Some staff who might make Tesco itself sick to the back teeth are the 30 employees who were kicked off an aeroplane before take-off after the captain ruled that some of them were ‘drunk and disorderly’.
The employees were returning to Belfast following a company meeting in Glasgow.
Tesco said in a statement: “While we are still investigating this matter, all our initial findings indicate that this has been an over-reaction on the part of the captain and crew.”
Whatever the result, the other supermarkets must be rolling in the aisles. Aisle seven, anyway – wines and spirits.
Singing detective nabs karaoke thief
An employee from the Meridian Business Support recruitment consultancy has taken it upon himself to lift 50 tonnes in three hours to raise cash for the British Heart Foundation.
At the other end of the philanthropy scale, another chap got in trouble for ‘lifting’ what wasn’t his. In this case, Willie Mitford from New Zealand, was let off a theft charge after a hung jury meant he had to be set free.

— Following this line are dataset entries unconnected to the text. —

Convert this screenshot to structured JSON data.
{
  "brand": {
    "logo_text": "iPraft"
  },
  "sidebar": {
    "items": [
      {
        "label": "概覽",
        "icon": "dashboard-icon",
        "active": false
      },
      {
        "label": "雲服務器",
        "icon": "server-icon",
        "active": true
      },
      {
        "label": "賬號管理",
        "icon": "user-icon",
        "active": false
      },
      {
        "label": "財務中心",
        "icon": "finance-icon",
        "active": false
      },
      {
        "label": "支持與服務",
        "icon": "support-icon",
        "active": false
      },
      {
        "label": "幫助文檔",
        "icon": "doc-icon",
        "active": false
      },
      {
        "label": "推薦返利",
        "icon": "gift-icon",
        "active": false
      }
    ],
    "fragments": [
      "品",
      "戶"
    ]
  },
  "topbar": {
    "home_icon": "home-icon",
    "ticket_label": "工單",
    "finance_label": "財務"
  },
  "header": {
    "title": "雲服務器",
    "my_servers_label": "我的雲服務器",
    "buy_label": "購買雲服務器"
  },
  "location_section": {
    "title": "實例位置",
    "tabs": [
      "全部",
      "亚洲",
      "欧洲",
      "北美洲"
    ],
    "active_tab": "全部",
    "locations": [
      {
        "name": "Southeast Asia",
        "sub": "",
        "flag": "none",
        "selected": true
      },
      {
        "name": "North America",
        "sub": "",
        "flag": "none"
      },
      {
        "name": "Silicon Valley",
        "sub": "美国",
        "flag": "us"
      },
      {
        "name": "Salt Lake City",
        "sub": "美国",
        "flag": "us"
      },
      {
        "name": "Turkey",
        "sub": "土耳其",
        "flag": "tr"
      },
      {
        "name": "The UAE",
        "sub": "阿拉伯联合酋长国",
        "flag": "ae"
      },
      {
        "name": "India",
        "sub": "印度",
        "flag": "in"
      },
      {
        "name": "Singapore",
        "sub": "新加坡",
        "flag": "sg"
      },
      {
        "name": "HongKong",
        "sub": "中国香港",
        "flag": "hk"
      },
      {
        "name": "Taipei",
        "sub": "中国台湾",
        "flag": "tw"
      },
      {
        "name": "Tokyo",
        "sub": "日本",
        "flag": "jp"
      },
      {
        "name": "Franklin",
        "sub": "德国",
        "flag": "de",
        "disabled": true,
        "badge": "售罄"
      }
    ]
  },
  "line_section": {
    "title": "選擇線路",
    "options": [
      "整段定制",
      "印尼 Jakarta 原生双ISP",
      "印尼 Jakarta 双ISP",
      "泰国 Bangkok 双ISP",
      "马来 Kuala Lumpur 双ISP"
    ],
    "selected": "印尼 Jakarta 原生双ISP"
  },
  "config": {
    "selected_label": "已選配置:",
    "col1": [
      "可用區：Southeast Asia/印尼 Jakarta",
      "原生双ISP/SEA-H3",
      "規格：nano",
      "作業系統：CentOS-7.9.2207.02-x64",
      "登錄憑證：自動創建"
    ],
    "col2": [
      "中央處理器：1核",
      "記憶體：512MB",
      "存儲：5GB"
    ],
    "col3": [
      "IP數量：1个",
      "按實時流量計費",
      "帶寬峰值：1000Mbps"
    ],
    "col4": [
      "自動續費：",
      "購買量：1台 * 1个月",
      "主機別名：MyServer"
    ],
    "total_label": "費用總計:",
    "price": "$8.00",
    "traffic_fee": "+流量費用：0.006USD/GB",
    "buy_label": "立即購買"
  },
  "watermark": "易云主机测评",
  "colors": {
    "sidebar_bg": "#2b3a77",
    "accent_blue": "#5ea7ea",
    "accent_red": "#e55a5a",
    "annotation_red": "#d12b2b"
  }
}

Detective Dave Wishnowsky, who had led the investigation into the robber’s misdeeds, then bumped into him at a karaoke bar. The thief sidled up and said that if the copper could sing a song well, then he would confess.
Unfortunately for Mitford, the policeman truly was a singing detective, and had been a musician in a previous incarnation. After only two lines of Robbie Williams’ Better Man, the thief was singing like a canary himself.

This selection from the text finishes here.